Dolar AS bergerak naik tipis pada hari Selasa, menghapus kerugian sebelumnya karena selera risiko berkurang menjelang angka inflasi utama yang dapat memberikan petunjuk tentang seberapa agresif Federal Reserve akan menaikkan suku bunga yang diharapkan pada bulan September.

Indeks dolar AS, yang mengukur nilai mata uang terhadap sekeranjang rekan-rekan, naik 0,047% pada 106,38 pada 15:15 ET (19:15 GMT).

Dolar AS Naik Tipis

dolar AS USD

Greenback telah melayang lebih rendah dalam perdagangan musim panas yang tipis sejak awal sesi, tetapi kemudian berbalik arah karena pasar saham AS merosot karena peringatan laba, kekhawatiran inflasi global, dan data yang menunjukkan produktivitas pekerja AS turun tajam pada kuartal kedua.

“Ada banyak masalah global dan kita tidak bisa mengabaikannya dan itu memberi banyak tekanan ke bawah pada pertumbuhan global,” Juan Perez, direktur perdagangan di Monex USA mengatakan tentang daya tarik safe haven dolar.

Fokus besar bagi para pedagang adalah pada laporan Indeks Harga Konsumen AS hari Rabu, yang diperkirakan akan menunjukkan bahwa inflasi yang tinggi selama beberapa dekade mereda pada bulan Juli menyusul kenaikan berturut-turut 75 basis poin oleh The Fed pada bulan Juni dan Juli.
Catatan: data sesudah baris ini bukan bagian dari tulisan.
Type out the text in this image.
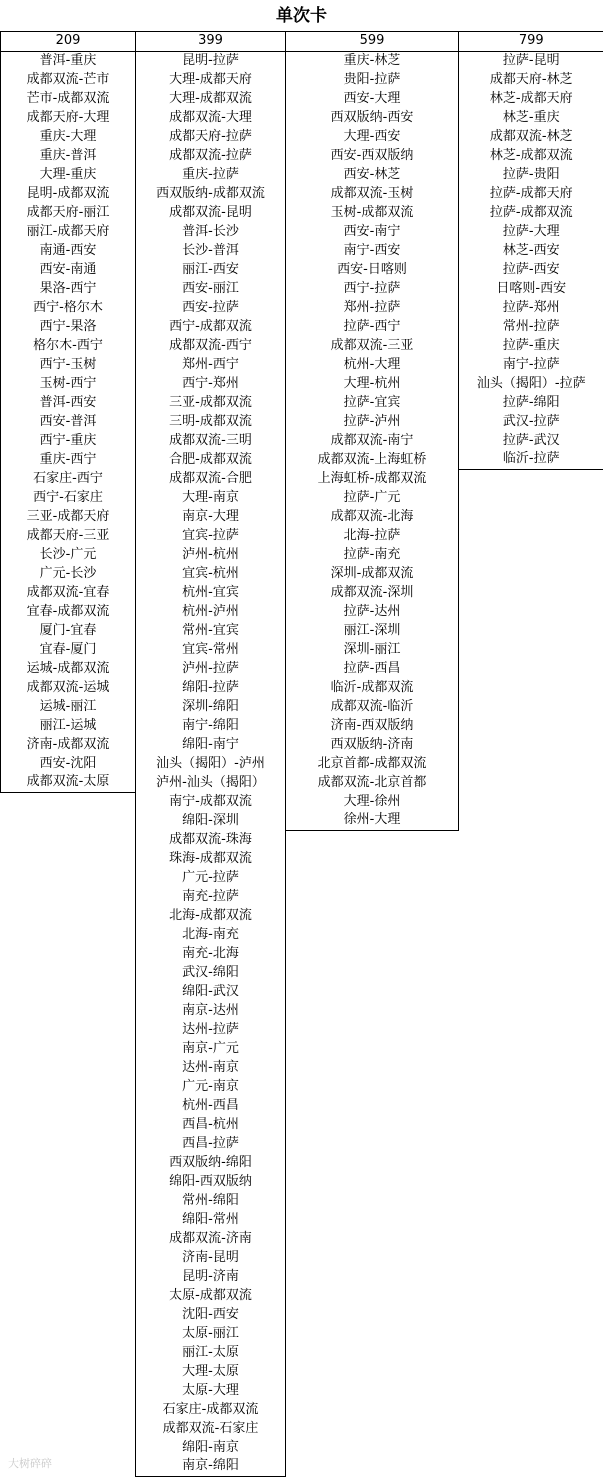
单次卡
209	399	599	799
普洱-重庆	昆明-拉萨	重庆-林芝	拉萨-昆明
成都双流-芒市	大理-成都天府	贵阳-拉萨	成都天府-林芝
芒市-成都双流	大理-成都双流	西安-大理	林芝-成都天府
成都天府-大理	成都双流-大理	西双版纳-西安	林芝-重庆
重庆-大理	成都天府-拉萨	大理-西安	成都双流-林芝
重庆-普洱	成都双流-拉萨	西安-西双版纳	林芝-成都双流
大理-重庆	重庆-拉萨	西安-林芝	拉萨-贵阳
昆明-成都双流	西双版纳-成都双流	成都双流-玉树	拉萨-成都天府
成都天府-丽江	成都双流-昆明	玉树-成都双流	拉萨-成都双流
丽江-成都天府	普洱-长沙	西安-南宁	拉萨-大理
南通-西安	长沙-普洱	南宁-西安	林芝-西安
西安-南通	丽江-西安	西安-日喀则	拉萨-西安
果洛-西宁	西安-丽江	西宁-拉萨	日喀则-西安
西宁-格尔木	西安-拉萨	郑州-拉萨	拉萨-郑州
西宁-果洛	西宁-成都双流	拉萨-西宁	常州-拉萨
格尔木-西宁	成都双流-西宁	成都双流-三亚	拉萨-重庆
西宁-玉树	郑州-西宁	杭州-大理	南宁-拉萨
玉树-西宁	西宁-郑州	大理-杭州	汕头（揭阳）-拉萨
普洱-西安	三亚-成都双流	拉萨-宜宾	拉萨-绵阳
西安-普洱	三明-成都双流	拉萨-泸州	武汉-拉萨
西宁-重庆	成都双流-三明	成都双流-南宁	拉萨-武汉
重庆-西宁	合肥-成都双流	成都双流-上海虹桥	临沂-拉萨
石家庄-西宁	成都双流-合肥	上海虹桥-成都双流	
西宁-石家庄	大理-南京	拉萨-广元	
三亚-成都天府	南京-大理	成都双流-北海	
成都天府-三亚	宜宾-拉萨	北海-拉萨	
长沙-广元	泸州-杭州	拉萨-南充	
广元-长沙	宜宾-杭州	深圳-成都双流	
成都双流-宜春	杭州-宜宾	成都双流-深圳	
宜春-成都双流	杭州-泸州	拉萨-达州	
厦门-宜春	常州-宜宾	丽江-深圳	
宜春-厦门	宜宾-常州	深圳-丽江	
运城-成都双流	泸州-拉萨	拉萨-西昌	
成都双流-运城	绵阳-拉萨	临沂-成都双流	
运城-丽江	深圳-绵阳	成都双流-临沂	
丽江-运城	南宁-绵阳	济南-西双版纳	
济南-成都双流	绵阳-南宁	西双版纳-济南	
西安-沈阳	汕头（揭阳）-泸州	北京首都-成都双流	
成都双流-太原	泸州-汕头（揭阳）	成都双流-北京首都	
	南宁-成都双流	大理-徐州	
	绵阳-深圳	徐州-大理	
	成都双流-珠海		
	珠海-成都双流		
	广元-拉萨		
	南充-拉萨		
	北海-成都双流		
	北海-南充		
	南充-北海		
	武汉-绵阳		
	绵阳-武汉		
	南京-达州		
	达州-拉萨		
	南京-广元		
	达州-南京		
	广元-南京		
	杭州-西昌		
	西昌-杭州		
	西昌-拉萨		
	西双版纳-绵阳		
	绵阳-西双版纳		
	常州-绵阳		
	绵阳-常州		
	成都双流-济南		
	济南-昆明		
	昆明-济南		
	太原-成都双流		
	沈阳-西安		
	太原-丽江		
	丽江-太原		
	大理-太原		
	太原-大理		
	石家庄-成都双流		
	成都双流-石家庄		
	绵阳-南京		
	南京-绵阳		
大树碎碎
Tetapi data pada hari Jumat menunjukkan bahwa pengusaha AS mempekerjakan jauh lebih banyak pekerja dari yang diharapkan bulan lalu, dengan upah masih meningkat pada klip yang kuat, meningkatkan taruhan untuk kenaikan suku bunga raksasa oleh Fed pada pertemuan 20-21 September.

Pasar uang berjangka menunjukkan pedagang melihat sekitar dua pertiga peluang kenaikan 75 bps bulan depan.

“Kami secara konsisten mendapatkan laporan inflasi yang lebih panas dari perkiraan dan jika itu terjadi lagi, pasar tidak siap untuk itu,” kata Edward Moya, analis pasar senior di Oanda. “Jika itu terjadi, kami menguji keseimbangan lagi terhadap euro,” katanya tentang potensi penguatan dolar yang lebih besar.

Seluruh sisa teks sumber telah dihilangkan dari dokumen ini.